In 2015, the NFL started collecting a massive amount of data from players on the field leveraging wearable technology. Given how often and quickly players move around on the field, the data piled up quickly and the NFL was left with a veritable treasure trove of data they called Next Gen Stats (NGS).
The NFL wanted to go beyond simply organizing or making sense of all this new data. Fans, coaches, managers and more have been analyzing stats since the game began - but the NFL was seeking more. How could they find original and interesting stories within this new mountain of data that could make the game more exciting than ever before?
And then the bigger question: what innovative applications might arise from third party developers that the NFL itself hadn't contemplated?
That’s where AngelHack came in.
Since 2011, we’ve organized and marketed hundreds of hackathons, many of them for corporations. Most with publicly available APIs that developers could play with. This was a different animal. Not only were there no APIs, the data the NFL came to us with had never been publicly available before.
How do we Form a Hackathon Around This?
The good part about this whole challenge was that we were working with the NFL. Just the name recognition alone got us a level of interest. We just needed to make sure that once we had people in the door, we could maintain that interest.

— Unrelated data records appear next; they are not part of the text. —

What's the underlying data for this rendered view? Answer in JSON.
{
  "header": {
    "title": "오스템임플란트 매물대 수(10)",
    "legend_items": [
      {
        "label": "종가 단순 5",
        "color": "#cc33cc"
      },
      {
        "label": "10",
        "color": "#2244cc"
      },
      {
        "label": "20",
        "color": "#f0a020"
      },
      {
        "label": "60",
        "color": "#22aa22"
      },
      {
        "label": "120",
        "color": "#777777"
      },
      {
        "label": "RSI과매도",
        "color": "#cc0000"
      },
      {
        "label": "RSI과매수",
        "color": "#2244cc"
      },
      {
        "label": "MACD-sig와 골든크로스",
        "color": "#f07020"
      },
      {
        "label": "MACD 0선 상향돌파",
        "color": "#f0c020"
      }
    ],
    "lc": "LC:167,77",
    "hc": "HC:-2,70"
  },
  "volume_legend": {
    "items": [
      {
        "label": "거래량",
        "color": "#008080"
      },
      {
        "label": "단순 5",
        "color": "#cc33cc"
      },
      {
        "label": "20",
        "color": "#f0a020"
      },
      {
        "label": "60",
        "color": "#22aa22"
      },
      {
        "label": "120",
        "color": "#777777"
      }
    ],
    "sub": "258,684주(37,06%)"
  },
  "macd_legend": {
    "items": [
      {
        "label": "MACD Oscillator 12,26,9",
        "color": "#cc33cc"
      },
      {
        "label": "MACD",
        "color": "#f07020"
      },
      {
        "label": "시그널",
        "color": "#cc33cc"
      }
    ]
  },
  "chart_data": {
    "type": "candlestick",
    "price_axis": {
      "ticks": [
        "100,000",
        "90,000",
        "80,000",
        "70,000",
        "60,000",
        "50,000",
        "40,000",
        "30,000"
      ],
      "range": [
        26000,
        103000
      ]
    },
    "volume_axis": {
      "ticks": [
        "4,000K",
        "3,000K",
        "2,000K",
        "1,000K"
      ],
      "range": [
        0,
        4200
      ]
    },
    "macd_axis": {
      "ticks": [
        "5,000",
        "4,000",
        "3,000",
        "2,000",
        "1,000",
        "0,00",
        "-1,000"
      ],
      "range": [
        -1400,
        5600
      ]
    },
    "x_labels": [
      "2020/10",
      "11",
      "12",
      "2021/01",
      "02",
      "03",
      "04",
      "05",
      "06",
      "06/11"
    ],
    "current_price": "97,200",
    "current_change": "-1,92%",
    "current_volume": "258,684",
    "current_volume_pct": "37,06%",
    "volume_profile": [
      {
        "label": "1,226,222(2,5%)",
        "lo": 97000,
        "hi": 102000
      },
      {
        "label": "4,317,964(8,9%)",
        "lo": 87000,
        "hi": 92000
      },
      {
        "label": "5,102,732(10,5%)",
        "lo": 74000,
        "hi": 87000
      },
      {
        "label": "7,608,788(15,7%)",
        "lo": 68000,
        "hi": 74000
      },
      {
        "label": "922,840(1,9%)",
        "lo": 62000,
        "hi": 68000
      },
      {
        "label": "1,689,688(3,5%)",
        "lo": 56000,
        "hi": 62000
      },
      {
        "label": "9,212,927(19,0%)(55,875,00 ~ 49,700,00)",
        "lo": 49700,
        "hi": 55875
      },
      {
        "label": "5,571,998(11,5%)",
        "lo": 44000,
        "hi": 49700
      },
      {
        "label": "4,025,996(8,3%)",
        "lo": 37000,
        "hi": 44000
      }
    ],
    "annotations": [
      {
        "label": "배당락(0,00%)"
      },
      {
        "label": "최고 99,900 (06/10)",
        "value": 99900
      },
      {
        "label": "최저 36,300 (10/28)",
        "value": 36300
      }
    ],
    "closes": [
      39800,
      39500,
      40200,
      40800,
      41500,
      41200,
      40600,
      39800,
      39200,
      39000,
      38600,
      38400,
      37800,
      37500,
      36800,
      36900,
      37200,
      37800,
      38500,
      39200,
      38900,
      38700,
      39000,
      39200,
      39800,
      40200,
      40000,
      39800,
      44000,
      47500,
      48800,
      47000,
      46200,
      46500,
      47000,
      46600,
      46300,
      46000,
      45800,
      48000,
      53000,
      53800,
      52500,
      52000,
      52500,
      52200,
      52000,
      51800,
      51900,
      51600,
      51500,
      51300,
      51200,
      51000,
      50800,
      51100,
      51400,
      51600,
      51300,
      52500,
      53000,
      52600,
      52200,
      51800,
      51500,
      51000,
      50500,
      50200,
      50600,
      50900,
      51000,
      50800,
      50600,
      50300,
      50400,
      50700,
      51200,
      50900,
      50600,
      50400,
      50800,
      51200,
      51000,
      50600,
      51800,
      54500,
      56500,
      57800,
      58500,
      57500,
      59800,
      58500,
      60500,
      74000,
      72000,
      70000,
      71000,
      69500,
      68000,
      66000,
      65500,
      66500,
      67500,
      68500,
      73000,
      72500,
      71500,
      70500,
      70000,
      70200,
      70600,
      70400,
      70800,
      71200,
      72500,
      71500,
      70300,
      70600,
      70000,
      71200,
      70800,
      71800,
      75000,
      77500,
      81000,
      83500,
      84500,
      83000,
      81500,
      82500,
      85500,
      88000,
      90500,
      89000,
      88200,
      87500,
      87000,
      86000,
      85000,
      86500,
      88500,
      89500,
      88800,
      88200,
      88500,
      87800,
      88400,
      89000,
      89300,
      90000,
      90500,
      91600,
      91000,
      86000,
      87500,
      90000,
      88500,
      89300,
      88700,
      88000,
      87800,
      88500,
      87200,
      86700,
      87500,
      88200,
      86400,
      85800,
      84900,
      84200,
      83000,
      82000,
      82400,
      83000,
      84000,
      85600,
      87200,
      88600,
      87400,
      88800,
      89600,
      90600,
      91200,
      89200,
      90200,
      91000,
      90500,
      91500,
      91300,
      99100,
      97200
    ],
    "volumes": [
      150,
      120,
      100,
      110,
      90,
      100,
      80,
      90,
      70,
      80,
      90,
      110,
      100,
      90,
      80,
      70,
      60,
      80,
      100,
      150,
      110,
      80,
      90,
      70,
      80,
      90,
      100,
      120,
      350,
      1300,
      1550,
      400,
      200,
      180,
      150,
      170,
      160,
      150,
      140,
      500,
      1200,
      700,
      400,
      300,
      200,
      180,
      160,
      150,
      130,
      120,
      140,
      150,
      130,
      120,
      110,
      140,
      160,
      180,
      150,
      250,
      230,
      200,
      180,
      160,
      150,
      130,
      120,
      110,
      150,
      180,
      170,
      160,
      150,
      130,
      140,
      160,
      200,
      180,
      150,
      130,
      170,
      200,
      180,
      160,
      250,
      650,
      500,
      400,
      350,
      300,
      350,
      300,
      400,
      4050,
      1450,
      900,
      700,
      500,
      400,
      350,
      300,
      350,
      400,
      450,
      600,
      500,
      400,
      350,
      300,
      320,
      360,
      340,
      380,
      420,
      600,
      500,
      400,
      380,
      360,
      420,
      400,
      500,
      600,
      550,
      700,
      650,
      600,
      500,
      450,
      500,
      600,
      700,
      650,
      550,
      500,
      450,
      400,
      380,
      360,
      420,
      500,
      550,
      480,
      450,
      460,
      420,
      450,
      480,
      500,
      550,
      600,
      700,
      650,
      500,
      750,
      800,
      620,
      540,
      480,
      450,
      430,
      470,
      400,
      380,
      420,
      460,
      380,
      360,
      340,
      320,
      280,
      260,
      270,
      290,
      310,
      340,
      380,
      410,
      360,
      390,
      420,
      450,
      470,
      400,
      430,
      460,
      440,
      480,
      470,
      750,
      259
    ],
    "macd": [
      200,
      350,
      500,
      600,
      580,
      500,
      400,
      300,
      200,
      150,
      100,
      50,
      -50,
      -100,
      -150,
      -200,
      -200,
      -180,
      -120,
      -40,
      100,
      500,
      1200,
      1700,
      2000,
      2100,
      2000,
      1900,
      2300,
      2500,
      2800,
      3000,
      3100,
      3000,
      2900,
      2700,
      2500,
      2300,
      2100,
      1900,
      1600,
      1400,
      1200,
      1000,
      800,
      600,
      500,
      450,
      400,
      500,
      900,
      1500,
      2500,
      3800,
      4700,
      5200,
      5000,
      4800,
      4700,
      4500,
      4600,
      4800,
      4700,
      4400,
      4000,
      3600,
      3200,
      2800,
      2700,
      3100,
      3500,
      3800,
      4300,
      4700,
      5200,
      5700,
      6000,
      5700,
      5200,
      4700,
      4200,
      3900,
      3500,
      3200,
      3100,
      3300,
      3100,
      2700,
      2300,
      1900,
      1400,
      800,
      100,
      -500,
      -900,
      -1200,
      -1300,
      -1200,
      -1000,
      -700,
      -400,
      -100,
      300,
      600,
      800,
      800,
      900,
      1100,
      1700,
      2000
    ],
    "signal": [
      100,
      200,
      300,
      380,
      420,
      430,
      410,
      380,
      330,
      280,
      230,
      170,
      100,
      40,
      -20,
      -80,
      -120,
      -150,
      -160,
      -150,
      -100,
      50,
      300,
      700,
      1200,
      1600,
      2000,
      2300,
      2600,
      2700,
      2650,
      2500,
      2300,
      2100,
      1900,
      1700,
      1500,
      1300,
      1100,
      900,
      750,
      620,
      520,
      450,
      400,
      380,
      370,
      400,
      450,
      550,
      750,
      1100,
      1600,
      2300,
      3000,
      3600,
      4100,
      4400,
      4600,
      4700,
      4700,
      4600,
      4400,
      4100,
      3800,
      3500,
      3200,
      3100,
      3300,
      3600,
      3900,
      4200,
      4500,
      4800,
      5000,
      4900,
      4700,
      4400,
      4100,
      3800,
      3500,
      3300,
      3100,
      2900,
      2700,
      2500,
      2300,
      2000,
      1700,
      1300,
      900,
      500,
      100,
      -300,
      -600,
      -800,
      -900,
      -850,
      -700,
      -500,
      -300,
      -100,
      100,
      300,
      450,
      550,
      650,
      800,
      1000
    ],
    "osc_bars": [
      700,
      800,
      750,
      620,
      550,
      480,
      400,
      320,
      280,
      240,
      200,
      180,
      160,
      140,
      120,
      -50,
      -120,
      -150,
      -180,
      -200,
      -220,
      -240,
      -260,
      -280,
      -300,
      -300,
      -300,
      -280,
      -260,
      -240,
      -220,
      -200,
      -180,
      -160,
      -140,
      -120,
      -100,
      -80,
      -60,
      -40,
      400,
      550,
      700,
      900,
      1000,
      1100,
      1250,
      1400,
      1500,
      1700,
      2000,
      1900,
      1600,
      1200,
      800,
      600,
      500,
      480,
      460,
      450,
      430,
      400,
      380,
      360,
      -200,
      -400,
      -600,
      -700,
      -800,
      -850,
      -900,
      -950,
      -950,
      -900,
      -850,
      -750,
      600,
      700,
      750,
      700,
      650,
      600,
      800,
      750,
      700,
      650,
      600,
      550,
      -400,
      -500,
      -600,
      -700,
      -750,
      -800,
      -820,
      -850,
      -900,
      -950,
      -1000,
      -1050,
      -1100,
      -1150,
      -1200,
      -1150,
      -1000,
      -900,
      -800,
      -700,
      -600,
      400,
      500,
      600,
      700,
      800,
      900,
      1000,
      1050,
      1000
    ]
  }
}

They came to us with data, and together we worked to figure out how to package it and create a challenge around it. That process is detailed further down.
A big aspect of the set up for this event was around making it a truly experiential and even “luxurious” hackathon. So we went all out.
The hackathon standard is usually to find a big open workspace with plenty of outlets, hopefully good WiFi, and fill it with tables and chairs (as basic and cheap as possible).
But this was the NFL Hackathon. So we took it a few steps further.
There were not one, but two kitchen and drink (non-alcoholic) bars set up, with full coffee service so that the hackers could stay caffeinated. When they needed a break, a lounge area was there with a projector displaying old football games against a massive wall. And the carpeting? It was astroturf, of course.
Off to the side, there was also a gaming area, where hackers could claim a recliner and relax (and possibly gain some inspiration) while playing the Madden NFL video game.
For meals, we didn’t go with the typical delivery pizza. We brought in local food trucks for EVERY meal.
Just one of the meals available to hackers from a local food truck.
Why do all of this? Isn’t the point of a hackathon, the projects? Yes. But it’s harder to come up with a great idea and implement it,when you’re mentally drained and don’t have an outlet to relieve some stress.